Связь исчезла так же внезапно, как и появилась, видимо, наш соглядатай был вынужден срочно покинуть свой наблюдательный пункт.

– По-моему, у тебя есть шанс занять место фаворита, – задумчиво произнес Баренс. – Что ж, это дает нам определенные выгоды.

При этих словах все съеденное нынче взбунтовалось и начало поступательное движение к горлу. Я лихорадочно затряс руками, не имея возможности иным способом продемонстрировать свое несогласие.

– Милорд, может, мне лучше вернуться в Англию? Там меня всего лишь обезглавят, – выдавил я, когда ко мне снова вернулся дар речи.

– Успеешь, мой дорогой, пока ты нужен здесь. К тому же это всего лишь мои предположения и место в императорской постели тебе еще никто не предлагал. А сейчас помолчи. Мне нужно обдумать услышанное.

Он задумался и до возвращения в английское посольство не проронил ни слова.

Полночь висела над городом ровным серым покрывалом, и вдоль прешпекта дул ветер, сгибая деревья и пропитывая листву невской сыростью.

– Однако уже поздно, – задумчиво глядя на циферблат своих часов, отметил лорд Баренс.

Восковые свечи неслышно оплывали на бронзу канделябра, скрывая белым занавесом наготу резвящихся нимф.

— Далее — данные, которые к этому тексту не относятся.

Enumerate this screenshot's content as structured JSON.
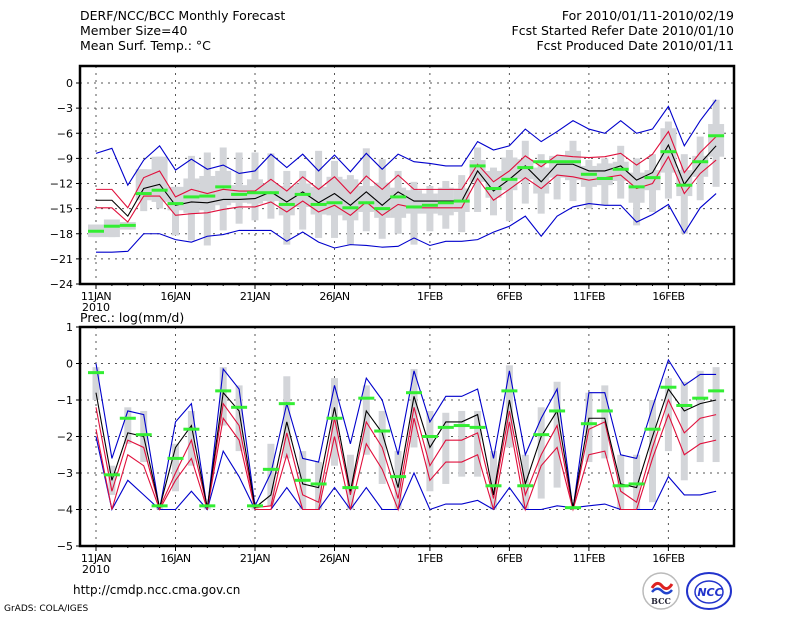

– Я думаю, можно выпить по рюмочке коньяка и ложиться в кровать. Надо непременно сказать Редферну, чтобы он положил туда грелки. Терпеть не могу спать в холодной и сырой постели. Кстати, тебе рекомендую тоже позаботиться об этом. – Лорд Джордж поднялся и достал из пузатого голландского буфета бутыль с прозрачной темно-янтарной жидкостью. – Прекрасный французский коньяк, – мечтательно глядя на содержимое сосуда, произнес мой дядя. – Остается только жалеть, что у нас не умеют делать таких великолепных напитков. Теперь возьмем кусочек лимона, посыплем его тертым шоколадом – это лучшая закуска к коньяку. Как говорит один мой знакомый: сие есть единственный резон, оправдывающий существование Франции. – Он разлил жидкость по рюмкам. Со стороны могло показаться, будто, неспешно повествуя мне о ритуале поглощения спиртного, Джордж Баренс присутствует в каждом произнесенном слове, но я имел возможность наблюдать его уже довольно долго и потому мог биться об заклад, что истинные мысли моего дяди все еще не вернулись из Царского Села.

– Милорд, – произнес я, дождавшись, пока его милость выпьет свой коньяк и закусит его лимоном, – надо что-то делать с Редферном.

– Что именно, друг мой?

Я даже несколько растерялся.

– Ну-у… поговорить. Узнать, что он скрывает.

– А зачем? Каждый человек что-то скрывает. У каждого в шкафу свой скелет. У одних это скелет канарейки, у других это скелет слона. Во многом это зависит и от объема шкафа, который вы себе можете позволить. Ты думаешь, он шпион? – продолжал наставительно мой дядя. – Я весьма сомневаюсь в этом. Но предположим, что ты прав. И что же? Он видел, что ты его разоблачил. Ему остается либо бежать, но сие затруднительно – дом хорошо охраняется; либо убить вас, меня, остальную прислугу, посла, его секретаря, стражу… Сие тоже не назовешь поступком большого ума. Но если он честный человек, силой обстоятельств вынужденный скрывать свое истинное лицо, – можете мне поверить, мой дорогой Вальдар, он сам придет сюда, чтобы все рассказать, ибо больше идти ему некуда. А как я понял из ваших слов, опасность, представшая пред ним, выше его сил. Хотите лучше узнать человека, испытайте его доверием. Если желаете, можем держать пари, что я прав.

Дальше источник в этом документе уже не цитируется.